The Biden administration is anxious to cut a deal that will halt the fighting for longer than the one-week pause that began in November and provide some breathing room to figure out what comes next.
The talks were set to begin amid tensions between Israel and Qatar, which this week accused Prime Minister Benjamin Netanyahu of hurting efforts to release the hostages after a leaked recording appeared to catch him criticizing the country.
In a recording that aired on Israeli television on Tuesday, a voice that appears to be Mr. Netanyahu’s calls Qatar’s role as a mediator “problematic” because of its relationship with Hamas and criticizes the United States for extending its military presence in Qatar.
“These remarks if validated, are irresponsible and destructive to the efforts to save innocent lives, but are not surprising,” a Qatari foreign ministry spokesman, Majed Al Ansari, said in a statement on social media on Wednesday.
He said that if the remarks were confirmed, Mr. Netanyahu would be “obstructing and undermining the mediation process, for reasons that appear to serve his political career instead of prioritizing saving innocent lives, including Israeli hostages.”
Mr. Netanyahu did not publicly respond to the Qatari comments.
The Israeli prime minister said on Sunday that he would not accept a deal for a permanent cease-fire that left Hamas in control of Gaza. He has been under pressure from the right wing of his government to take more aggressive military action in Gaza, even as a debate rises about the feasibility of both eradicating Hamas and negotiating the release of the hostages.

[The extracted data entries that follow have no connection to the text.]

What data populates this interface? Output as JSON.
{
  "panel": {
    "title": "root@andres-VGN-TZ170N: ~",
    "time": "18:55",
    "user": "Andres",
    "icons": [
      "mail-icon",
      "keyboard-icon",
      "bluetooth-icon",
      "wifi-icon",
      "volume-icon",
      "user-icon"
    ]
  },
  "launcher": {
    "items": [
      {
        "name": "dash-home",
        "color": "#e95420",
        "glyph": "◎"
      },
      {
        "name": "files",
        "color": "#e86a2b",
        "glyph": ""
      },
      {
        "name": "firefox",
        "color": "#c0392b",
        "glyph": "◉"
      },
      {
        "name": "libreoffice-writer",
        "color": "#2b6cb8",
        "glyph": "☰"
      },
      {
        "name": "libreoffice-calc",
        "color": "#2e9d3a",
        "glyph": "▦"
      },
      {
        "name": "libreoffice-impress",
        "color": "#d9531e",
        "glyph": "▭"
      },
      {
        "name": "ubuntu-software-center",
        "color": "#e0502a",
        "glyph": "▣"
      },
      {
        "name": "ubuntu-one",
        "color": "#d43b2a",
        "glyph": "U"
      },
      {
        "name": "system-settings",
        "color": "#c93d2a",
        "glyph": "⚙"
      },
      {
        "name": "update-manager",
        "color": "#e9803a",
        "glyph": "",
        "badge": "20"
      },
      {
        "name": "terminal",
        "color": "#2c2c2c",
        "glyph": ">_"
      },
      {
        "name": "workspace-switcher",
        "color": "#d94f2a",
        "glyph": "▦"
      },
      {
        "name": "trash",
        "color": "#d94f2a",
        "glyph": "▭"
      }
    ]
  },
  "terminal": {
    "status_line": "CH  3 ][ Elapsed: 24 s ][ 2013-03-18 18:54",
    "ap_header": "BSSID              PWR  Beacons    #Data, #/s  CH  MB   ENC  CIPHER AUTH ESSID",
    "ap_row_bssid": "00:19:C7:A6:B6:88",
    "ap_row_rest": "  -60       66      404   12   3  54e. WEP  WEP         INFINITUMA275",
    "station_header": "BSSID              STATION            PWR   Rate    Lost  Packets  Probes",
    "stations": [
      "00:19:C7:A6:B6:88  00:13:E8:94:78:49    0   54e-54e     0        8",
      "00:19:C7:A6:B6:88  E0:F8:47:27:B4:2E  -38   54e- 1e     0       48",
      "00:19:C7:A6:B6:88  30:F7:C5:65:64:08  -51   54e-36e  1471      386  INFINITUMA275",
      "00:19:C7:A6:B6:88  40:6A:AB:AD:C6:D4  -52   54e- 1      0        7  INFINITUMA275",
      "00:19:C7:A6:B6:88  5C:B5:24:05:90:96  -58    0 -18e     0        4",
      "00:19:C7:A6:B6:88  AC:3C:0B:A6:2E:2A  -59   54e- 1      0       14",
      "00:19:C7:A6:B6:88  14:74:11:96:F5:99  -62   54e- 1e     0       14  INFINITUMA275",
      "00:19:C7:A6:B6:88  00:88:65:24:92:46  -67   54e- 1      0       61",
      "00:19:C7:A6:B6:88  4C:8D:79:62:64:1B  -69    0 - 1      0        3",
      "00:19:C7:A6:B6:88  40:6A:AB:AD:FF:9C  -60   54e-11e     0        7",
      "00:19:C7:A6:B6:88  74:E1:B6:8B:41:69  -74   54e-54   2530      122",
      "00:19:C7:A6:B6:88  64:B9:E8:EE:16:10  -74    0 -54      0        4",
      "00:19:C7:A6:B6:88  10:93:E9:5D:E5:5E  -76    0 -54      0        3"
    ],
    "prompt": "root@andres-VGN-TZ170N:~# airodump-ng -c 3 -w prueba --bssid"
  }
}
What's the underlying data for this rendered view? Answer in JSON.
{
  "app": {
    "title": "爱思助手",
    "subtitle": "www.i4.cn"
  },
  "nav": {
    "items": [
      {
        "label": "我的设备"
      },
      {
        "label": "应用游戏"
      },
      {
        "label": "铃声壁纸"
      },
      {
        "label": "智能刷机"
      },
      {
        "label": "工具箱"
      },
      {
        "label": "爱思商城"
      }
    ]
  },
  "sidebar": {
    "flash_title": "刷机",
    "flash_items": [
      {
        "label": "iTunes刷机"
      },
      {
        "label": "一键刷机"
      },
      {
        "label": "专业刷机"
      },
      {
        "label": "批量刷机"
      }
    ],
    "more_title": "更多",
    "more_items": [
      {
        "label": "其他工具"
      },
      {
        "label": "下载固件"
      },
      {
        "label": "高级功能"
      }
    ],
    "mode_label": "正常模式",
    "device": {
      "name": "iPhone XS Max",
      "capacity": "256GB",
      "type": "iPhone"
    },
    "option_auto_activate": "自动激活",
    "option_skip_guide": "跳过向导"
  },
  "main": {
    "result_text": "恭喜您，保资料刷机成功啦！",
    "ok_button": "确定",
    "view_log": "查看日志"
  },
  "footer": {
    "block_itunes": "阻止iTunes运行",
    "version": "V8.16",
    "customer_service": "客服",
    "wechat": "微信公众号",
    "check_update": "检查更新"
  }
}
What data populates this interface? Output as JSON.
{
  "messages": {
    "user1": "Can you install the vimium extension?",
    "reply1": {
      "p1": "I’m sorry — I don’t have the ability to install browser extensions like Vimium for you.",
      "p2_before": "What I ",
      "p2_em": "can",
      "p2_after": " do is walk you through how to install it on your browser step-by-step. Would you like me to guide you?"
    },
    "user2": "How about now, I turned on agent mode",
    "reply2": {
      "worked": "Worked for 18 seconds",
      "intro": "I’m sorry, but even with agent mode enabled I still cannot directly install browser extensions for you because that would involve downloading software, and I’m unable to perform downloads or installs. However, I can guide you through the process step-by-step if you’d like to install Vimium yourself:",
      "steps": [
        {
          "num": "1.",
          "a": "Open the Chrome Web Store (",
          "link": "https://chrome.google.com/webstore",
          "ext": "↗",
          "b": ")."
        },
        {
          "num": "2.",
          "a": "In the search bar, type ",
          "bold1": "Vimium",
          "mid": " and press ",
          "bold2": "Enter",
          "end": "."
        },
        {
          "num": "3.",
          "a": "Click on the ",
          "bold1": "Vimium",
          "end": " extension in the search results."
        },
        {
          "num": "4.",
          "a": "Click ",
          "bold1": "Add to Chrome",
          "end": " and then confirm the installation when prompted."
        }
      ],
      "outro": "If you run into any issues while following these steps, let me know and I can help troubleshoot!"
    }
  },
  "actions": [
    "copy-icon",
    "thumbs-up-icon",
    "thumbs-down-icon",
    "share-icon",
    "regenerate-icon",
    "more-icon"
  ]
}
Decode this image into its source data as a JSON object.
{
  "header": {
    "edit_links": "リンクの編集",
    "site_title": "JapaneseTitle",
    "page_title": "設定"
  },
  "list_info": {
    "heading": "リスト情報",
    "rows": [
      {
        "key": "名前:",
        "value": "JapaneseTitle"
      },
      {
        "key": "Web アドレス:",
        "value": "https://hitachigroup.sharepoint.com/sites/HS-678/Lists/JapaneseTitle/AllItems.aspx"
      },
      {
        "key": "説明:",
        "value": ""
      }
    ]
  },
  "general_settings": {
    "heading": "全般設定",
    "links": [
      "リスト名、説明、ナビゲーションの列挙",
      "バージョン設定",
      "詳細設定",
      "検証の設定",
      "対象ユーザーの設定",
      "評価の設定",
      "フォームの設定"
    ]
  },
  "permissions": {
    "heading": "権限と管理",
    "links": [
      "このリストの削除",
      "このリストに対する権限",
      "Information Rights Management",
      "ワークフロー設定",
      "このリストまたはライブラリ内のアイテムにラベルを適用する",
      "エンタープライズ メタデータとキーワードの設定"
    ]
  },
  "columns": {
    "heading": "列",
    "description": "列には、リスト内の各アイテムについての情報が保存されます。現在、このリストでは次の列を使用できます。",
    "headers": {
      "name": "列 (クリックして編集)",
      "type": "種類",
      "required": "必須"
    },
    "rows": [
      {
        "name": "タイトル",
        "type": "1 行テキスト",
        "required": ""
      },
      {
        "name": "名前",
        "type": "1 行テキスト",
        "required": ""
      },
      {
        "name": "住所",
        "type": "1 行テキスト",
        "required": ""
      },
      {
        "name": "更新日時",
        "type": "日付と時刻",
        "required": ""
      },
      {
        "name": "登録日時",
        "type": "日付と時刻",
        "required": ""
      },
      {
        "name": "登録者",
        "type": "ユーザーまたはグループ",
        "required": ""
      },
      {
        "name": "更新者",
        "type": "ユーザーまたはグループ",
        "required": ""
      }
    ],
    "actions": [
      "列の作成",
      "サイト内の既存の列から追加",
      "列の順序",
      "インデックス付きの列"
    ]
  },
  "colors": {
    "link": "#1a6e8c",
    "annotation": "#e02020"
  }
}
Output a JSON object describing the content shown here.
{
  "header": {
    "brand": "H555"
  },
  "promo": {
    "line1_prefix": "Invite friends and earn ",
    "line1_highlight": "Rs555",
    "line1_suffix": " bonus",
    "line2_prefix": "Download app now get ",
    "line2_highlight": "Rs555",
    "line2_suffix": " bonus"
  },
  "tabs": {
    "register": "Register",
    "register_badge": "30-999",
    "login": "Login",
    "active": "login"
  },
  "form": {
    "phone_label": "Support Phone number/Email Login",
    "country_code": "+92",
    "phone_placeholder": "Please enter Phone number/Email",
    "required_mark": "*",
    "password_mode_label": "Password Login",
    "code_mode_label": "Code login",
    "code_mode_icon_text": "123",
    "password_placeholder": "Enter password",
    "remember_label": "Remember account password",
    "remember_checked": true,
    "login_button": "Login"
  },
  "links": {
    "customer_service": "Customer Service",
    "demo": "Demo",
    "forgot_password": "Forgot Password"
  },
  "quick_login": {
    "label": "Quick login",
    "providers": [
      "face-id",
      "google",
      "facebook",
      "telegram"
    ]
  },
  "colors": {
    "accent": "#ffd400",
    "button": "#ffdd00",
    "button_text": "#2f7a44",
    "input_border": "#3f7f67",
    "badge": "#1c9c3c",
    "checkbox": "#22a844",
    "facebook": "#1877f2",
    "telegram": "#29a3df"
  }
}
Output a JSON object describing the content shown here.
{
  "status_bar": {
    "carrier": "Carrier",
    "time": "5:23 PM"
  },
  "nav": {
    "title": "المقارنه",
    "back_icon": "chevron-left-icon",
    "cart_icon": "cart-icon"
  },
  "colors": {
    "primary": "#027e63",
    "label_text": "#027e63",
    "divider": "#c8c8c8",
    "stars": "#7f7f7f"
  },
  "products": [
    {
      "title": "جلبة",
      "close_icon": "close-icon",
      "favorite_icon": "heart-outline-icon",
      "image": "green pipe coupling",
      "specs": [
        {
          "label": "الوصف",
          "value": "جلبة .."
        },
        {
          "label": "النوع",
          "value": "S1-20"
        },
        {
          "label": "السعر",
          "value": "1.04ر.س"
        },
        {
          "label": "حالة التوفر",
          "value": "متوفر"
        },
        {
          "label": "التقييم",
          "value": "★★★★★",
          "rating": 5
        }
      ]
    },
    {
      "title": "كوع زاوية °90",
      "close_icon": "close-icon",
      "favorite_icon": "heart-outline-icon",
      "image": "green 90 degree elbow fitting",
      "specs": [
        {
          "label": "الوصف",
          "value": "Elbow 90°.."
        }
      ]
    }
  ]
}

About 240 people were taken hostage during the Hamas-led Oct. 7 attack on southern Israel, which killed an estimated 1,200 people. Israel has responded with a furious onslaught in Gaza in a war that has killed more than 25,000 Palestinians, according to Gaza’s health ministry. More than 100 people are still being held captive in Gaza, according to the Israelis.
On Thursday, families of some of the hostages tried to block aid from entering Gaza at a border crossing, as Gazans waiting for aid in the enclave were killed in a strike, according to local health officials. Photos from the Kerem Shalom crossing between Israel and Gaza showed a small group of demonstrators holding signs with the faces of hostages.